Alex Harvey ne se fait pas d’illusions : les sanctions qui ont suivi la publication du rapport McLaren ont permis d’assainir son sport, mais n’ont pas tout réglé en matière de dopage. « D’autres athlètes seront probablement pincés. C’est une peur que j’ai », avoue-t-il.

« C’est possible de battre les gens qui trichent »

Mais cette peur est loin de le paralyser. Pourquoi s’en faire quand on a tout ce qu’il faut pour toucher proprement au succès? Des produits dopants peuvent certes donner des jambes à un fondeur, mais il y a tellement plus à une course, rappelle-t-il.

Tous ces autres paramètres s’observent d’ailleurs dans la saison de rêve (six podiums en Coupe du monde et le titre mondial du 50 km libre) qu’a connue Alex Harvey en 2016-2017 et dans ses excellents résultats cette saison (deux podiums, quatre autres tops 5 et la 3e place du classement du Tour de ski).

Il y a par exemple son entraîneur Louis Bouchard, le stratège avec lequel il prépare ses courses depuis qu’il a 15 ans. Il y a les Salomon, sur lesquels il skie depuis un peu plus d'un an, et le testeur de la compagnie qui le conseille dans ses choix de ski, un précieux allié qui s’est ajouté à son entourage.

Il y a aussi ses nouveaux farteurs, un Slovène et un Italien, qui amènent une « super-expertise » après avoir travaillé avec différentes équipes nationales, comme celles de Russie, d’Italie et de Pologne.

« Ils se challengent dans la cabine de fartage, explique Harvey.

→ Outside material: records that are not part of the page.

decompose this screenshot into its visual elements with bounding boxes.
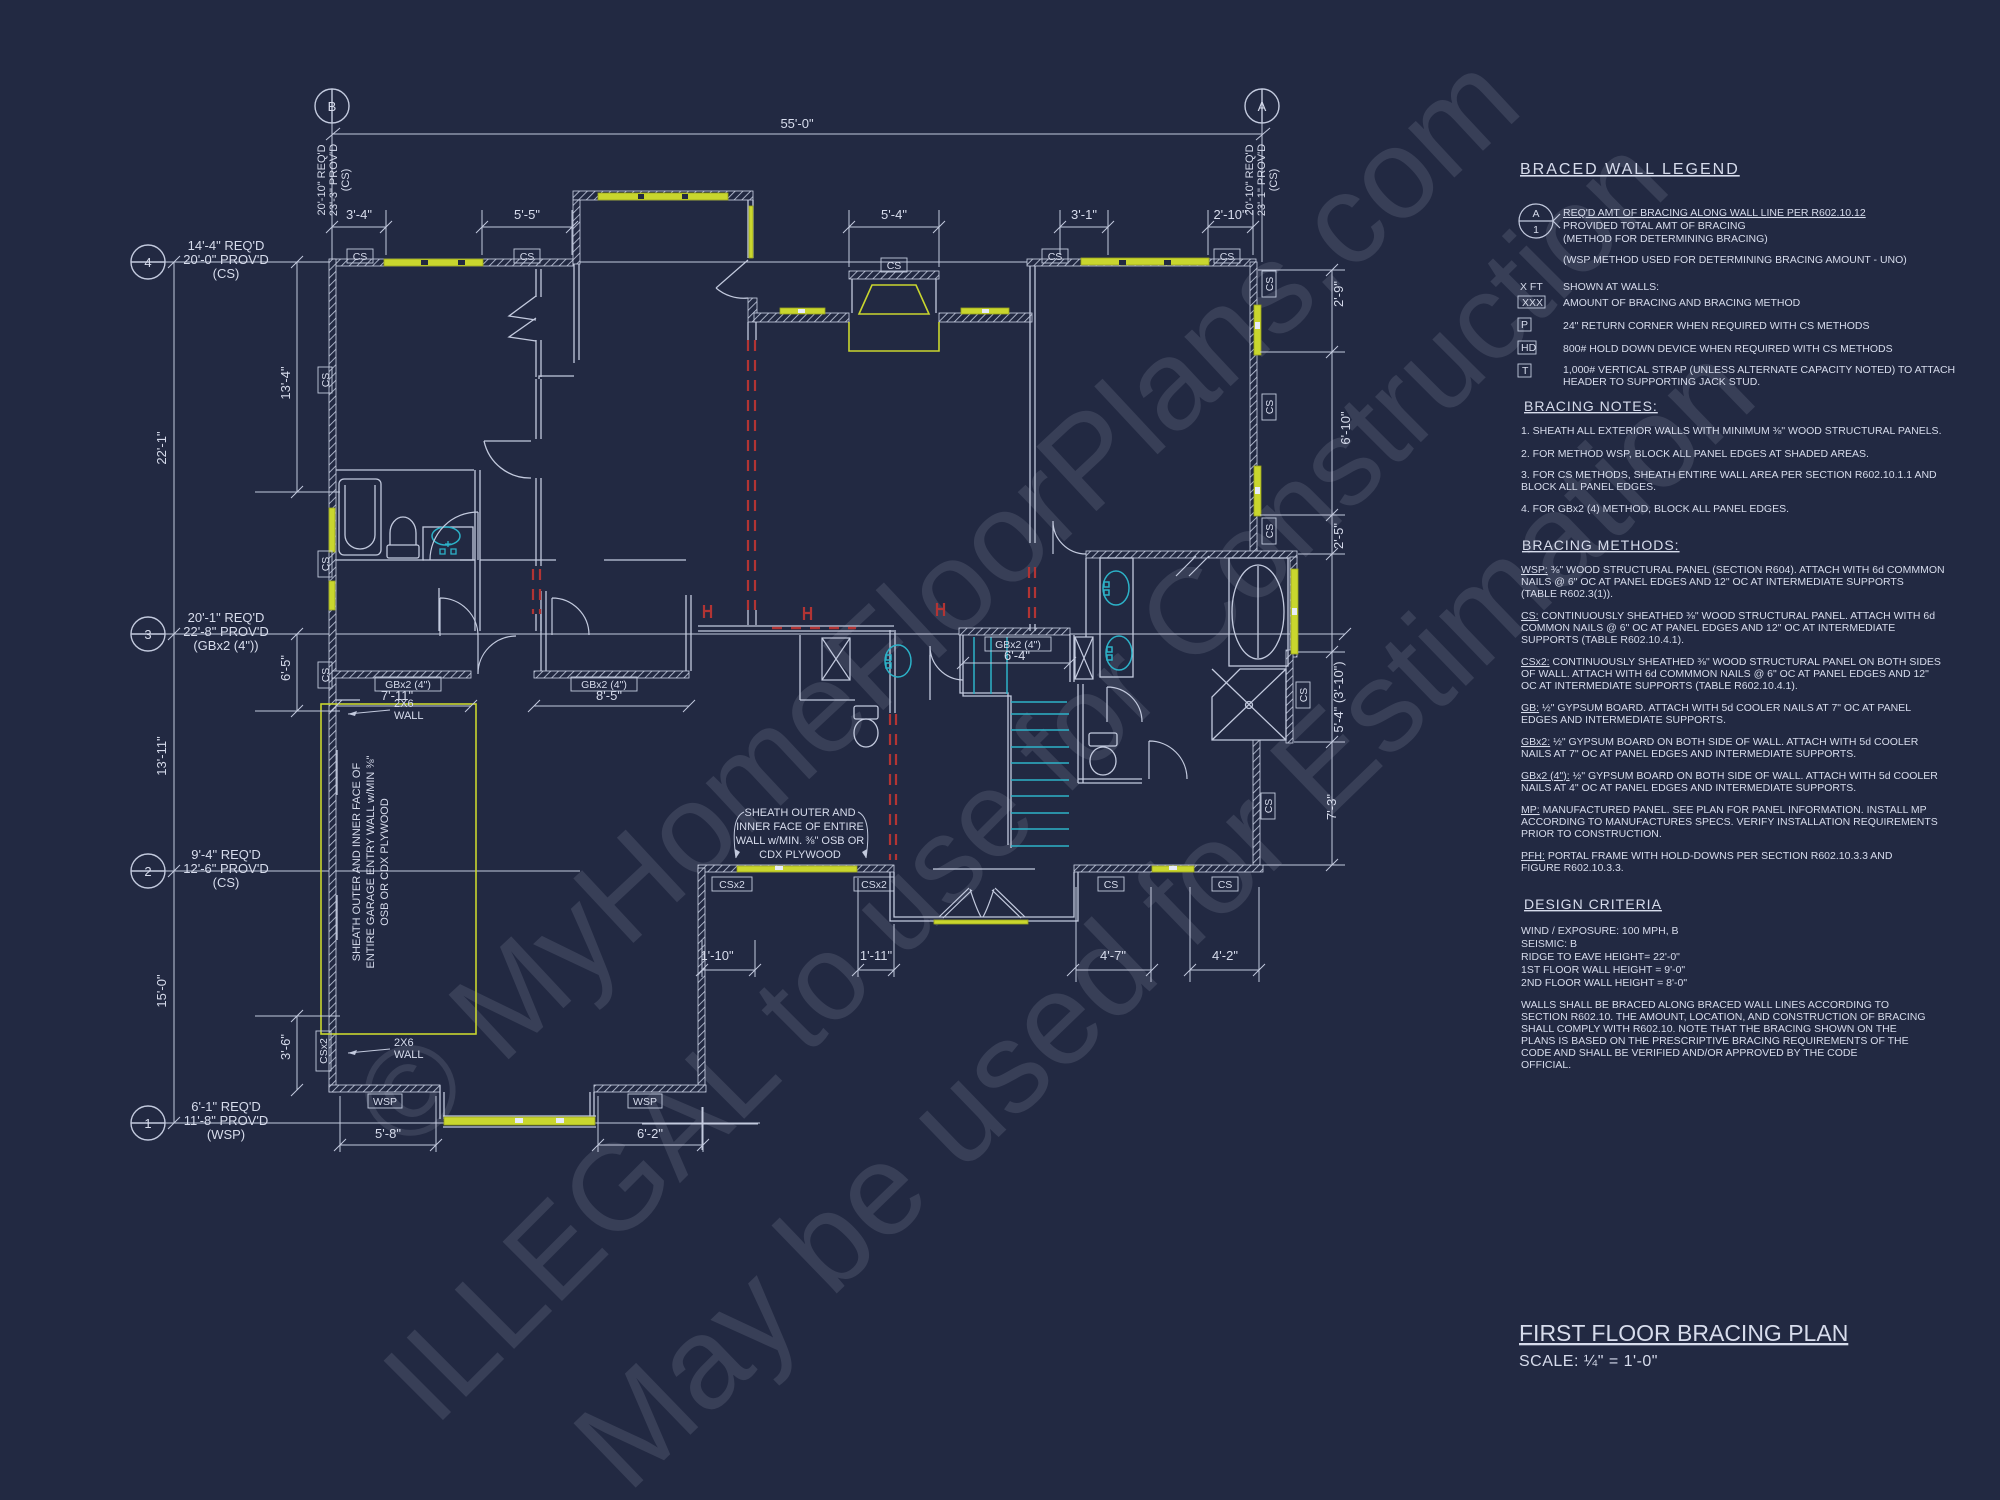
svg-text:ENTIRE GARAGE ENTRY WALL w/MIN: ENTIRE GARAGE ENTRY WALL w/MIN ⅜" xyxy=(365,755,377,968)
svg-text:SHOWN AT WALLS:: SHOWN AT WALLS: xyxy=(1563,281,1659,293)
svg-text:GBx2: ½" GYPSUM BOARD ON BOTH: GBx2: ½" GYPSUM BOARD ON BOTH SIDE OF WA… xyxy=(1521,736,1919,748)
svg-text:15'-0": 15'-0" xyxy=(154,974,169,1008)
svg-text:20'-10" REQ'D: 20'-10" REQ'D xyxy=(316,144,328,215)
svg-text:AMOUNT OF BRACING AND BRACING: AMOUNT OF BRACING AND BRACING METHOD xyxy=(1563,297,1801,309)
svg-text:BRACING METHODS:: BRACING METHODS: xyxy=(1522,537,1680,553)
svg-text:B: B xyxy=(328,99,337,114)
svg-text:CSx2: CSx2 xyxy=(318,1038,330,1064)
svg-text:CS: CS xyxy=(1104,879,1119,891)
svg-text:1'-10": 1'-10" xyxy=(700,948,734,963)
svg-text:5'-8": 5'-8" xyxy=(375,1126,401,1141)
svg-text:BLOCK ALL PANEL EDGES.: BLOCK ALL PANEL EDGES. xyxy=(1521,481,1656,493)
svg-text:24" RETURN CORNER WHEN REQUIRE: 24" RETURN CORNER WHEN REQUIRED WITH CS … xyxy=(1563,320,1870,332)
svg-text:PLANS IS BASED ON THE PRESCRIP: PLANS IS BASED ON THE PRESCRIPTIVE BRACI… xyxy=(1521,1035,1909,1047)
svg-text:WALL: WALL xyxy=(394,710,424,722)
svg-text:HD: HD xyxy=(1521,342,1537,354)
svg-text:CDX PLYWOOD: CDX PLYWOOD xyxy=(759,849,841,861)
svg-text:X FT: X FT xyxy=(1520,281,1543,293)
svg-text:NAILS @ 6" OC AT PANEL EDGES A: NAILS @ 6" OC AT PANEL EDGES AND 12" OC … xyxy=(1521,576,1904,588)
svg-text:SECTION R602.10. THE AMOUNT, L: SECTION R602.10. THE AMOUNT, LOCATION, A… xyxy=(1521,1011,1926,1023)
svg-text:(GBx2 (4")): (GBx2 (4")) xyxy=(193,638,258,653)
svg-text:CS: CS xyxy=(1048,251,1063,263)
svg-text:GBx2 (4"): ½" GYPSUM BOARD ON: GBx2 (4"): ½" GYPSUM BOARD ON BOTH SIDE … xyxy=(1521,770,1938,782)
svg-text:12'-6" PROV'D: 12'-6" PROV'D xyxy=(183,861,268,876)
svg-text:HEADER TO SUPPORTING JACK STUD: HEADER TO SUPPORTING JACK STUD. xyxy=(1563,376,1760,388)
svg-text:CS: CS xyxy=(320,373,332,388)
svg-text:CS: CS xyxy=(887,260,902,272)
svg-text:CS: CS xyxy=(320,668,332,683)
svg-text:6'-5": 6'-5" xyxy=(278,655,293,681)
svg-text:P: P xyxy=(1521,319,1528,331)
svg-text:RIDGE TO EAVE HEIGHT= 22'-0": RIDGE TO EAVE HEIGHT= 22'-0" xyxy=(1521,951,1680,963)
svg-text:MP: MANUFACTURED PANEL. SEE PL: MP: MANUFACTURED PANEL. SEE PLAN FOR PAN… xyxy=(1521,804,1927,816)
svg-text:3. FOR CS METHODS, SHEATH ENTI: 3. FOR CS METHODS, SHEATH ENTIRE WALL AR… xyxy=(1521,469,1937,481)
svg-text:(METHOD FOR DETERMINING BRACIN: (METHOD FOR DETERMINING BRACING) xyxy=(1563,233,1768,245)
svg-text:20'-0" PROV'D: 20'-0" PROV'D xyxy=(183,252,268,267)
svg-text:14'-4" REQ'D: 14'-4" REQ'D xyxy=(188,238,265,253)
svg-text:A: A xyxy=(1258,99,1267,114)
svg-text:2ND FLOOR WALL HEIGHT = 8'-0": 2ND FLOOR WALL HEIGHT = 8'-0" xyxy=(1521,977,1687,989)
svg-text:T: T xyxy=(1522,365,1529,377)
svg-text:CS: CONTINUOUSLY SHEATHED ⅜" W: CS: CONTINUOUSLY SHEATHED ⅜" WOOD STRUCT… xyxy=(1521,610,1935,622)
svg-text:WSP: ⅜" WOOD STRUCTURAL PANEL: WSP: ⅜" WOOD STRUCTURAL PANEL (SECTION R… xyxy=(1521,564,1945,576)
svg-text:(CS): (CS) xyxy=(340,169,352,192)
svg-text:WALL: WALL xyxy=(394,1049,424,1061)
svg-text:CSx2: CSx2 xyxy=(719,879,745,891)
svg-text:OC AT INTERMEDIATE SUPPORTS (T: OC AT INTERMEDIATE SUPPORTS (TABLE R602.… xyxy=(1521,680,1798,692)
svg-text:5'-4" (3'-10"): 5'-4" (3'-10") xyxy=(1331,661,1346,732)
svg-text:(WSP): (WSP) xyxy=(207,1127,245,1142)
svg-text:22'-8" PROV'D: 22'-8" PROV'D xyxy=(183,624,268,639)
svg-text:FIGURE R602.10.3.3.: FIGURE R602.10.3.3. xyxy=(1521,862,1624,874)
svg-text:(CS): (CS) xyxy=(1268,169,1280,192)
svg-text:REQ'D AMT OF BRACING ALONG WAL: REQ'D AMT OF BRACING ALONG WALL LINE PER… xyxy=(1563,207,1866,219)
svg-text:SUPPORTS (TABLE R602.10.4.1).: SUPPORTS (TABLE R602.10.4.1). xyxy=(1521,634,1684,646)
svg-text:INNER FACE OF ENTIRE: INNER FACE OF ENTIRE xyxy=(736,821,864,833)
svg-text:23'-1" PROV'D: 23'-1" PROV'D xyxy=(1256,144,1268,216)
svg-text:SCALE: ¼" = 1'-0": SCALE: ¼" = 1'-0" xyxy=(1519,1353,1658,1370)
svg-text:1: 1 xyxy=(144,1116,151,1131)
svg-text:3'-6": 3'-6" xyxy=(278,1034,293,1060)
svg-text:13'-4": 13'-4" xyxy=(278,366,293,400)
svg-text:XXX: XXX xyxy=(1522,297,1543,309)
svg-text:2. FOR METHOD WSP, BLOCK ALL P: 2. FOR METHOD WSP, BLOCK ALL PANEL EDGES… xyxy=(1521,448,1869,460)
svg-text:GBx2 (4"): GBx2 (4") xyxy=(581,679,627,691)
svg-text:4: 4 xyxy=(144,255,151,270)
svg-text:CS: CS xyxy=(1264,277,1276,292)
svg-text:BRACED WALL LEGEND: BRACED WALL LEGEND xyxy=(1520,161,1740,178)
svg-text:55'-0": 55'-0" xyxy=(780,116,814,131)
svg-text:WALL w/MIN. ⅜" OSB OR: WALL w/MIN. ⅜" OSB OR xyxy=(736,835,864,847)
svg-text:3: 3 xyxy=(144,627,151,642)
svg-text:1ST FLOOR WALL HEIGHT = 9'-0": 1ST FLOOR WALL HEIGHT = 9'-0" xyxy=(1521,964,1685,976)
svg-text:23'-3" PROV'D: 23'-3" PROV'D xyxy=(328,144,340,216)
svg-text:CS: CS xyxy=(1298,688,1310,703)
svg-text:WSP: WSP xyxy=(633,1096,657,1108)
svg-text:OFFICIAL.: OFFICIAL. xyxy=(1521,1059,1571,1071)
svg-text:1. SHEATH ALL EXTERIOR WALLS W: 1. SHEATH ALL EXTERIOR WALLS WITH MINIMU… xyxy=(1521,425,1941,437)
svg-text:CS: CS xyxy=(320,557,332,572)
svg-text:WSP: WSP xyxy=(373,1096,397,1108)
svg-text:SEISMIC: B: SEISMIC: B xyxy=(1521,938,1577,950)
svg-text:5'-5": 5'-5" xyxy=(514,207,540,222)
svg-text:22'-1": 22'-1" xyxy=(154,431,169,465)
svg-text:2'-10": 2'-10" xyxy=(1213,207,1247,222)
svg-text:7'-3": 7'-3" xyxy=(1324,794,1339,820)
svg-text:(WSP METHOD USED FOR DETERMINI: (WSP METHOD USED FOR DETERMINING BRACING… xyxy=(1563,254,1907,266)
svg-text:2X6: 2X6 xyxy=(394,698,414,710)
svg-text:11'-8" PROV'D: 11'-8" PROV'D xyxy=(184,1113,268,1128)
svg-text:1'-11": 1'-11" xyxy=(860,948,893,963)
svg-text:13'-11": 13'-11" xyxy=(154,736,169,776)
svg-text:(CS): (CS) xyxy=(213,266,240,281)
svg-text:4'-7": 4'-7" xyxy=(1100,948,1126,963)
svg-text:6'-10": 6'-10" xyxy=(1338,411,1353,445)
svg-text:PFH: PORTAL FRAME WITH HOLD-DO: PFH: PORTAL FRAME WITH HOLD-DOWNS PER SE… xyxy=(1521,850,1893,862)
svg-text:CS: CS xyxy=(520,251,535,263)
svg-text:SHALL COMPLY WITH R602.10. NOT: SHALL COMPLY WITH R602.10. NOTE THAT THE… xyxy=(1521,1023,1897,1035)
svg-text:5'-4": 5'-4" xyxy=(881,207,907,222)
svg-text:ACCORDING TO MANUFACTURES SPEC: ACCORDING TO MANUFACTURES SPECS. VERIFY … xyxy=(1521,816,1938,828)
svg-text:COMMON NAILS @ 6" OC AT PANEL: COMMON NAILS @ 6" OC AT PANEL EDGES AND … xyxy=(1521,622,1895,634)
svg-text:FIRST FLOOR BRACING PLAN: FIRST FLOOR BRACING PLAN xyxy=(1519,1320,1848,1346)
svg-text:9'-4" REQ'D: 9'-4" REQ'D xyxy=(191,847,261,862)
svg-text:NAILS AT 7" OC AT PANEL EDGES: NAILS AT 7" OC AT PANEL EDGES AND INTERM… xyxy=(1521,748,1856,760)
svg-text:2'-9": 2'-9" xyxy=(1331,281,1346,307)
svg-text:OF WALL. ATTACH WITH 6d COMMMO: OF WALL. ATTACH WITH 6d COMMMON NAILS @ … xyxy=(1521,668,1929,680)
svg-text:A: A xyxy=(1532,208,1539,220)
svg-text:2: 2 xyxy=(144,864,151,879)
svg-text:20'-1" REQ'D: 20'-1" REQ'D xyxy=(188,610,265,625)
svg-text:CSx2: CSx2 xyxy=(861,879,887,891)
svg-text:SHEATH OUTER AND: SHEATH OUTER AND xyxy=(744,807,855,819)
svg-text:GB: ½" GYPSUM BOARD. ATTACH WI: GB: ½" GYPSUM BOARD. ATTACH WITH 5d COOL… xyxy=(1521,702,1911,714)
svg-text:WALLS SHALL BE BRACED ALONG BR: WALLS SHALL BE BRACED ALONG BRACED WALL … xyxy=(1521,999,1889,1011)
svg-text:CS: CS xyxy=(1220,251,1235,263)
svg-text:6'-2": 6'-2" xyxy=(637,1126,663,1141)
svg-text:NAILS AT 4" OC AT PANEL EDGES: NAILS AT 4" OC AT PANEL EDGES AND INTERM… xyxy=(1521,782,1856,794)
svg-text:PROVIDED TOTAL AMT OF BRACING: PROVIDED TOTAL AMT OF BRACING xyxy=(1563,220,1746,232)
svg-text:2X6: 2X6 xyxy=(394,1037,414,1049)
svg-text:CS: CS xyxy=(1263,799,1275,814)
svg-text:CODE AND SHALL BE VERIFIED AND: CODE AND SHALL BE VERIFIED AND/OR APPROV… xyxy=(1521,1047,1857,1059)
svg-text:CS: CS xyxy=(1218,879,1233,891)
svg-text:(TABLE R602.3(1)).: (TABLE R602.3(1)). xyxy=(1521,588,1613,600)
svg-text:20'-10" REQ'D: 20'-10" REQ'D xyxy=(1244,144,1256,215)
svg-text:6'-1" REQ'D: 6'-1" REQ'D xyxy=(191,1099,261,1114)
svg-text:2'-5": 2'-5" xyxy=(1331,523,1346,549)
svg-text:4'-2": 4'-2" xyxy=(1212,948,1238,963)
svg-text:BRACING NOTES:: BRACING NOTES: xyxy=(1524,398,1658,414)
svg-text:GBx2 (4"): GBx2 (4") xyxy=(385,679,431,691)
svg-text:4. FOR GBx2 (4) METHOD, BLOCK: 4. FOR GBx2 (4) METHOD, BLOCK ALL PANEL … xyxy=(1521,503,1789,515)
svg-text:PRIOR TO CONSTRUCTION.: PRIOR TO CONSTRUCTION. xyxy=(1521,828,1662,840)
svg-text:SHEATH OUTER AND INNER FACE OF: SHEATH OUTER AND INNER FACE OF xyxy=(351,763,363,962)
svg-text:WIND / EXPOSURE: 100 MPH, B: WIND / EXPOSURE: 100 MPH, B xyxy=(1521,925,1679,937)
svg-text:3'-4": 3'-4" xyxy=(346,207,372,222)
svg-text:CSx2: CONTINUOUSLY SHEATHED ⅜": CSx2: CONTINUOUSLY SHEATHED ⅜" WOOD STRU… xyxy=(1521,656,1941,668)
svg-text:3'-1": 3'-1" xyxy=(1071,207,1097,222)
svg-text:800# HOLD DOWN DEVICE WHEN REQ: 800# HOLD DOWN DEVICE WHEN REQUIRED WITH… xyxy=(1563,343,1893,355)
svg-text:GBx2 (4"): GBx2 (4") xyxy=(995,639,1041,651)
svg-text:DESIGN CRITERIA: DESIGN CRITERIA xyxy=(1524,896,1662,912)
svg-text:OSB OR CDX PLYWOOD: OSB OR CDX PLYWOOD xyxy=(379,798,391,926)
svg-text:CS: CS xyxy=(1264,524,1276,539)
svg-text:1: 1 xyxy=(1533,224,1539,236)
svg-text:EDGES AND INTERMEDIATE SUPPORT: EDGES AND INTERMEDIATE SUPPORTS. xyxy=(1521,714,1726,726)
svg-text:(CS): (CS) xyxy=(213,875,240,890)
svg-text:CS: CS xyxy=(1264,400,1276,415)
svg-text:1,000# VERTICAL STRAP (UNLESS: 1,000# VERTICAL STRAP (UNLESS ALTERNATE … xyxy=(1563,364,1955,376)
svg-text:CS: CS xyxy=(353,251,368,263)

Ça permet d’expérimenter et d’essayer des choses que notre équipe, par le passé, avait peut-être jugées moins performantes et qu’on n’essayait plus. »

Sa voie vers le succès, Alex Harvey l’a tracée avec une équipe multidisciplinaire et une approche holistique de son sport, qui lui fait croire qu’il est possible de battre des athlètes dopés, malgré le « petit avantage » qu’ils se donnent.

Le prodige de Saint-Ferréol-les-Neiges semble en tirer une fierté. On sent aussi qu’il ne porte pas dans son cœur certains de ses adversaires russes sanctionnés, à l’entendre décrire le mur qui les coupe du reste du plateau.